The survey further reveals that analytics-driven organizations are investing more in many of their D&A functions, including data management (65%), data governance (63%), and advanced analytics (60%). The rise in investments, coupled with the increasing demands on data and analytics, signifies a growing confidence in CDAOs and an acknowledgement of the data office as an indispensable business function. 

Evolving the data hub strategy 

Business data enablement, agility, and speed are the three biggest factors influencing data and analytics. Our data and analytics—and the systems we use to architect and manage it—need to be evolutionary. They need to start small, continue to grow and refine, and look toward the future. 

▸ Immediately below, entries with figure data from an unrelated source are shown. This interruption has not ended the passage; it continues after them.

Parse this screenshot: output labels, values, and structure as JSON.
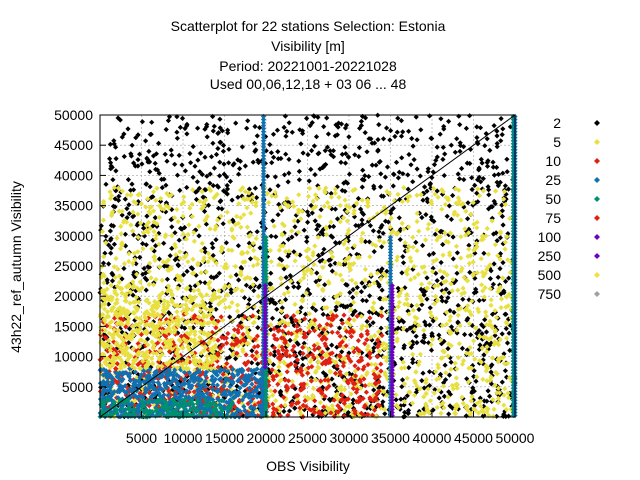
{
  "chart_data": {
    "type": "scatter",
    "title_lines": [
      "Scatterplot for   22 stations Selection: Estonia",
      "Visibility [m]",
      "Period: 20221001-20221028",
      "Used  00,06,12,18  + 03 06 ... 48"
    ],
    "xlabel": "OBS Visibility",
    "ylabel": "43h22_ref_autumn Visibility",
    "xlim": [
      0,
      50000
    ],
    "ylim": [
      0,
      50000
    ],
    "x_ticks": [
      5000,
      10000,
      15000,
      20000,
      25000,
      30000,
      35000,
      40000,
      45000,
      50000
    ],
    "y_ticks": [
      5000,
      10000,
      15000,
      20000,
      25000,
      30000,
      35000,
      40000,
      45000,
      50000
    ],
    "grid": true,
    "diagonal": true,
    "legend_position": "right",
    "legend": [
      {
        "label": "2",
        "color": "#000000"
      },
      {
        "label": "5",
        "color": "#e8e040"
      },
      {
        "label": "10",
        "color": "#e02010"
      },
      {
        "label": "25",
        "color": "#1070b0"
      },
      {
        "label": "50",
        "color": "#009070"
      },
      {
        "label": "75",
        "color": "#e02010"
      },
      {
        "label": "100",
        "color": "#7000c0"
      },
      {
        "label": "250",
        "color": "#7000c0"
      },
      {
        "label": "500",
        "color": "#f0e040"
      },
      {
        "label": "750",
        "color": "#a0a0a0"
      }
    ],
    "clusters": [
      {
        "color": "#000000",
        "x": [
          0,
          50000
        ],
        "y": [
          0,
          50000
        ],
        "count": 1700
      },
      {
        "color": "#e8e040",
        "x": [
          0,
          50000
        ],
        "y": [
          0,
          38000
        ],
        "count": 1500
      },
      {
        "color": "#e02010",
        "x": [
          0,
          34000
        ],
        "y": [
          0,
          17000
        ],
        "count": 700
      },
      {
        "color": "#1070b0",
        "x": [
          0,
          20000
        ],
        "y": [
          0,
          8000
        ],
        "count": 650
      },
      {
        "color": "#009070",
        "x": [
          0,
          16000
        ],
        "y": [
          0,
          3000
        ],
        "count": 150
      },
      {
        "color": "#e8e040",
        "x": [
          0,
          14000
        ],
        "y": [
          8000,
          22000
        ],
        "count": 400
      }
    ],
    "columns": [
      {
        "x": 19700,
        "y": [
          0,
          50000
        ],
        "color": "#1070b0"
      },
      {
        "x": 20000,
        "y": [
          0,
          30000
        ],
        "color": "#009070"
      },
      {
        "x": 19900,
        "y": [
          8000,
          22000
        ],
        "color": "#7000c0"
      },
      {
        "x": 35000,
        "y": [
          0,
          30000
        ],
        "color": "#1070b0"
      },
      {
        "x": 35200,
        "y": [
          0,
          22000
        ],
        "color": "#7000c0"
      },
      {
        "x": 49800,
        "y": [
          0,
          50000
        ],
        "color": "#009070"
      },
      {
        "x": 50000,
        "y": [
          0,
          50000
        ],
        "color": "#1070b0"
      }
    ]
  }
}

Here we see the true value of IDH: We don’t always need an enterprise-grade boil-the-ocean style of hard-coded, master rules and governance. There is a lot of value from all the other parts of data if we could master them based on a specific application or set of semantics. However, a data management hub doesn’t bring true value to a business without people: data literacy, data governance, and a business-driven data development model are what’s needed to make your data sparkle.  

While the first EDH was born out of the need to integrate data to a certain set of semantics to support specific business analytics, analysts are now driven to achieve this same need independently, and with all data management hubs throughout the company.  

Data management professionals can agree on more localized semantics, put it on a dataset, and make hubs available—and they can do this quickly, accurately, and in ways that instantly add value without worrying too much whether this hub will continue to grow and expand into enterprise acceptance. Moving to an Intelligent Data Hub may seem like a steep hill to climb, but it can be smooth and non-disruptive if your data hub strategy comprises a planned step-by-step migration. 

The future of data management, we believe, will be largely influenced by—and will rely upon—scalable, agile, distributed architectures that benefit from business involvement. This is where the Intelligent Data Hub proves its value, not only in agile analytics but in agile data management.